Cook in oven for 15-20 minutes, until done.  We served this with mashed potatoes and corn on the cob.

And because it was Sunday, we had dessert.  I’ve made this before and it is a HUGE hit. 

Eton Mess

The day before, make the meringues.
6 large eggs, whites only
1 cup plus 5 tbsp sugar
pinch of salt

Preheat oven to 300.

Beat the egg whites until stiff.  For a LONG time.  Don’t have any egg yolk in it, or they will never whip.  That’s what I did the first time and had to throw out my whites in a fury.

Gradually add sugar and salt.  Beat until very stiff and shiny.

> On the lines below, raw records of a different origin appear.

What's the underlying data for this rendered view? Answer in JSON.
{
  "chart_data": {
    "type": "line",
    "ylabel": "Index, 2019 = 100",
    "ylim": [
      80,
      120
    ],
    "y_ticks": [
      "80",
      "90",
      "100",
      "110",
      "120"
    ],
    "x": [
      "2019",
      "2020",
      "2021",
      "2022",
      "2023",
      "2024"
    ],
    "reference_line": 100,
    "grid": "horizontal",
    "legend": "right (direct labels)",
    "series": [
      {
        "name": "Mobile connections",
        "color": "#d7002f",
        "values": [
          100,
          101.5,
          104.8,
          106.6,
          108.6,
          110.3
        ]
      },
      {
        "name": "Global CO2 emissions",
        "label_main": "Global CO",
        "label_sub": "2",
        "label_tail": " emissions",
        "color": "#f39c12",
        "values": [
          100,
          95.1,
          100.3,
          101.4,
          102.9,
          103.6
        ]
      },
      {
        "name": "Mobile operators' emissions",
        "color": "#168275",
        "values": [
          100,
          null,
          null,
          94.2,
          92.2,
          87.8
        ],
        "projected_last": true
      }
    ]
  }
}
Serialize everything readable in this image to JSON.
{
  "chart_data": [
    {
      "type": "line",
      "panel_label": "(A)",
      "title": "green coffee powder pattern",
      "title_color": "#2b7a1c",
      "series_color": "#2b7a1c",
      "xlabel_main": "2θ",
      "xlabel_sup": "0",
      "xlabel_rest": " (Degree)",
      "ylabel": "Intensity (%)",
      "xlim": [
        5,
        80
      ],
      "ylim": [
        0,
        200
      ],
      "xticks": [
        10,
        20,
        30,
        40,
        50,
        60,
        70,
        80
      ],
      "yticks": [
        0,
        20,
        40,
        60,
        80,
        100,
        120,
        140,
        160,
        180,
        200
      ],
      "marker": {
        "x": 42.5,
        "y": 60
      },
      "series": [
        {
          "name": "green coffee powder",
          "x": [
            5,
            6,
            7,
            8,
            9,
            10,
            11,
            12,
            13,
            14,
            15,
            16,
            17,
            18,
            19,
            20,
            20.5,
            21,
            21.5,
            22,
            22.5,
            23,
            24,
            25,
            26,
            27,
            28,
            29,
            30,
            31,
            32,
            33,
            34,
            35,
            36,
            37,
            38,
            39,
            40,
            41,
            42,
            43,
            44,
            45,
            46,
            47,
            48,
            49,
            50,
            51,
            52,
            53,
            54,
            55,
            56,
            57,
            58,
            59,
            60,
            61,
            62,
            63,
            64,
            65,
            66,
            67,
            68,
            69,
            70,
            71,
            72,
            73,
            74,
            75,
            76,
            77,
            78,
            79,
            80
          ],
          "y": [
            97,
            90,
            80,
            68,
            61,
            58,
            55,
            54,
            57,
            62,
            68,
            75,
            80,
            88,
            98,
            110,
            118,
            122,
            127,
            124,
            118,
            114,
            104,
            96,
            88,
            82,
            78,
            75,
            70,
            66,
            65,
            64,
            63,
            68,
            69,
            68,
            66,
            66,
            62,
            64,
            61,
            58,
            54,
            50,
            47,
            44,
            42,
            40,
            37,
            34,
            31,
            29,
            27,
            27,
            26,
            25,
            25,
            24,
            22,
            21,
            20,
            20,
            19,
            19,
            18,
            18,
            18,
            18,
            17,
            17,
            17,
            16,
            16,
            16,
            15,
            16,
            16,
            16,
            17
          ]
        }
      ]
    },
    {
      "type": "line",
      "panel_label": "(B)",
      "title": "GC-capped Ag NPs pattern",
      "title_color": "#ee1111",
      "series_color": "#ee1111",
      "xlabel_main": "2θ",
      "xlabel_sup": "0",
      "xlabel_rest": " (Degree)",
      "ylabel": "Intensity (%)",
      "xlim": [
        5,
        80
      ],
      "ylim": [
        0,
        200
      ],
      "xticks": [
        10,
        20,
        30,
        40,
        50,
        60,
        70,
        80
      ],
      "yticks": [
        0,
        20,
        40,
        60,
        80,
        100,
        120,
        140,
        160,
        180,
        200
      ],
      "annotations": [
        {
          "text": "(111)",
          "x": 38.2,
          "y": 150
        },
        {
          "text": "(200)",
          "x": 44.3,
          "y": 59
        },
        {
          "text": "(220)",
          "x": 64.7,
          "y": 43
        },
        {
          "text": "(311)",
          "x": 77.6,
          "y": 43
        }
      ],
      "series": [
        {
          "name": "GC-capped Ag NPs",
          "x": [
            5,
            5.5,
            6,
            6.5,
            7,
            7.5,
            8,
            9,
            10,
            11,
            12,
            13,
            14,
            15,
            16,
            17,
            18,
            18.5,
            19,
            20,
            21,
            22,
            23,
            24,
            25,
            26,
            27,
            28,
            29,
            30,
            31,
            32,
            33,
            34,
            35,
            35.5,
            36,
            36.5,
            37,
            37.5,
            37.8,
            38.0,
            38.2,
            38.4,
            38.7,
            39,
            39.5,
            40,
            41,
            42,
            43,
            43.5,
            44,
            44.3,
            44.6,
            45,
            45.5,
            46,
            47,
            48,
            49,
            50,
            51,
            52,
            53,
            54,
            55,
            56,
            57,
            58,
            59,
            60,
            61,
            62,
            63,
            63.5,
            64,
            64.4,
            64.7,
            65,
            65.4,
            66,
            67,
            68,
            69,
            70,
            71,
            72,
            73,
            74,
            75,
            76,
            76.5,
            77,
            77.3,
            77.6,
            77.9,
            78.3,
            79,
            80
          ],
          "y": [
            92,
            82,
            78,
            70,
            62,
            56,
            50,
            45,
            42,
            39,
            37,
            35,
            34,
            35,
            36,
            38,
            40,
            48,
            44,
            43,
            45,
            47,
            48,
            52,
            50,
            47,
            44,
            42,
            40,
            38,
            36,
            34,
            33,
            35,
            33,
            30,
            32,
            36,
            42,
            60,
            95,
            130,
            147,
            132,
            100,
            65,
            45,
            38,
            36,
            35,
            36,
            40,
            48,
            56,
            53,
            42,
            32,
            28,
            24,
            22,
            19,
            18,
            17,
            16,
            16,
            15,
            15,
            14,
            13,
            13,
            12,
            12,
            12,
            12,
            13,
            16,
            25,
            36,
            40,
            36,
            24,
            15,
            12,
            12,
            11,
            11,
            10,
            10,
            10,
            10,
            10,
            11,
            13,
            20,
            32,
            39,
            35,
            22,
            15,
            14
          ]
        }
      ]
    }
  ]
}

Put some wax paper on a cookie sheet.  Spread meringue on it.   It looks pretty.  Cook for an hour.  Then turn off the oven and leave the meringue to dry in there overnight.  Really.  Don’t argue with me!  Just do it!

Here’s the mess part:
Meringue from above
2 cups whipping cream
1 tsp vanilla
2 tbsp sugar
raspberries, blueberries and or strawberries
1 tsp balsalmic vinegar

Whip the cream and gradually add vanilla and sugar.  Put in fridge.

Mash the fruit up with 1 tbsp sugar and the balsalmic vinegar.  Put that in the fridge too.

Right before you are going to eat, assemble this beast.

Break up meringue into bite size pieces.  Get a big old bowl.  Layer the meringue bits, whipping cream, fruit in three layers until it is all used up.  Serve in individual bowls right away.  Yum in the tum.